Von Klaus Bittermann
Junge Welt, 13.01.2003
Es ist noch nicht allzu lange her, daß Frank Schirrmacher eine
Literaturdebatte vom Jägerzaun brach. In Martin Walsers letztem Roman
"Tod eines Kritikers" entdeckte er antisemitische Klischees. Huch!
Dieser Vorwurf Schirrmachers war genauso wie später der des Spiegel
allerdings dringend nötig, um das nur mit Risiko um die eigene mentale
Gesundheit zu lesende Zeug an den Mann zu bringen.
Und das kam so: Als Schirrmacher das Manuskript zum Vorabdruck
angeboten wurde, wurde ihm schnell klar, daß er die sowieso schon schwer
angeschlagene FAZ noch weiter in den Abgrund reißen würde, weil das Buch
für den Erguß eines legasthenischen Gymnasiasten gehalten worden wäre,
hätte nicht Martin Walser in der Autorenzeile gestanden. Also rief er
seinen Kumpel am Bodensee an und teilte ihm seine Bedenken mit. Dem
Mitschnitt eines Telefonats zufolge, der durch eine Indiskretion aus
Schilys Ministerium nun ans Tageslicht kam (Walser wurde in seiner
DKP-Zeit mal abgehört, und seither hat man vergessen, ihn aus dem
Abhörprogramm zu nehmen), meinte daraufhin Walser gut gelaunt: "Na, dann
schreib doch einen Verriß. Am besten schreibst du, das Buch sei
antisemitisch, das kommt immer gut an in Deutschland. Da fällt der
Spiegel bestimmt drauf rein." "Klasse Idee", sagte Schirrmacher, "ich
schiebe eine Literaturdebatte an. Was darf Literatur heute? Jajaja!
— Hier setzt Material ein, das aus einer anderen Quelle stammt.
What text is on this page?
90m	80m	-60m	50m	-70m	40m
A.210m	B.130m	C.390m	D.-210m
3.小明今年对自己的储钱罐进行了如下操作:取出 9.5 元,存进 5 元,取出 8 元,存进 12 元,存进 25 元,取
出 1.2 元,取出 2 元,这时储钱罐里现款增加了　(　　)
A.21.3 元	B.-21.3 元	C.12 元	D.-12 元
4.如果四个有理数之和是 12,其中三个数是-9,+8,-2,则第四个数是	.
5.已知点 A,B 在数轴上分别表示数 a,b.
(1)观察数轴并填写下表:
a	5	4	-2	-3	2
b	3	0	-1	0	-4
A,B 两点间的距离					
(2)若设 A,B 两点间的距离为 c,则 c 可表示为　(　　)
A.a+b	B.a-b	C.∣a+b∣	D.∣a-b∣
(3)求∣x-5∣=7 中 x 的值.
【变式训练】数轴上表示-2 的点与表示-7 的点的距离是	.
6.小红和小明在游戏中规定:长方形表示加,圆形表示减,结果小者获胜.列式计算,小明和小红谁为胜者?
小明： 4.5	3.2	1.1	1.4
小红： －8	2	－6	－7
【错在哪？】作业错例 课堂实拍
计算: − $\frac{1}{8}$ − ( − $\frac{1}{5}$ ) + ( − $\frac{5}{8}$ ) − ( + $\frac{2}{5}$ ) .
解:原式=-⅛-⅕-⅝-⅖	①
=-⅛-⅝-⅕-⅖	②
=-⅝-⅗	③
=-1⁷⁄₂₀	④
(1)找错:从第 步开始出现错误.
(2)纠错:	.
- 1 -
Damit bringe ich die FAZ wieder ins Gespräch und in die schwarzen
Zahlen."
Ein genialer Plan, wie man inzwischen weiß, denn allein in der
überregionalen Presse wurden 3,4 Kilogramm Papier über Walser
geschrieben, wie der Stern nachgewogen hat. Das geht nicht spurlos an
einem vorüber. Aber als das Buch endlich auf dem Markt war, merkten die
Leute schnell, wie ungenießbar die Schwarte war, weshalb es nicht lange
dauerte, bis dem plötzlichen Aufstieg der jähe Fall von der
Bestsellerliste folgte. Höchste Zeit also, nachzulegen. Im Stern
ramenterte Walser darüber, daß er "bösschlecht" gemacht worden sei. Noch
schlimmer aber, "daß wir in diesem Land zu meinen Lebzeiten
Meinungsfreiheit nicht mehr erringen", strotzt es aus Walser heraus, der
tatsächlich aus einem mit stumpfer Dummheit geschlagenen
Selbstbewußtsein heraus annimmt, seine Stotterprosa gut zu finden,
entscheide darüber, ob in Deutschland Meinungsfreiheit herrsche oder
nicht. Chapeau! So aufdringlich manche Autoren auch sein mögen, darauf
ist noch niemand gekommen.
Walser, der "fassungslos" war, weil er nichts verstand, sieht in der
Kritik immer nur den "Versuch eines Hinauswurfs" aus Deutschland, so daß
er sich wirklich überlegt habe auszuwandern, wenn nicht die zahllosen
Leser gewesen wären, die ihm Trost und Zuspruch gegeben hätten. Daß er
die zahlreichen Leser nur dem Antisemitismusvorwurf von Schirrmacher zu
verdanken hat, Lesern also, die nur einen Abwasserkanal suchen, um sich
ihre eigenen Ressentiments bestätigen zu lassen, dieser Zusammenhang ist
allerdings so auffallend wie eine Tarantel auf einer Buttercremetorte.
Ungebrochen bleibt er von seinem eigenen Geschreibe hellauf begeistert,
so daß "ich manchmal dieses Buch in die Hand nehme und hinein schaue und
sage: Ja! Ja! Ja!" "Oh, oh, oh", dürften hingegen diejenigen gestöhnt
haben, die in der Lage sind, Schwurbel von Literatur zu unterscheiden.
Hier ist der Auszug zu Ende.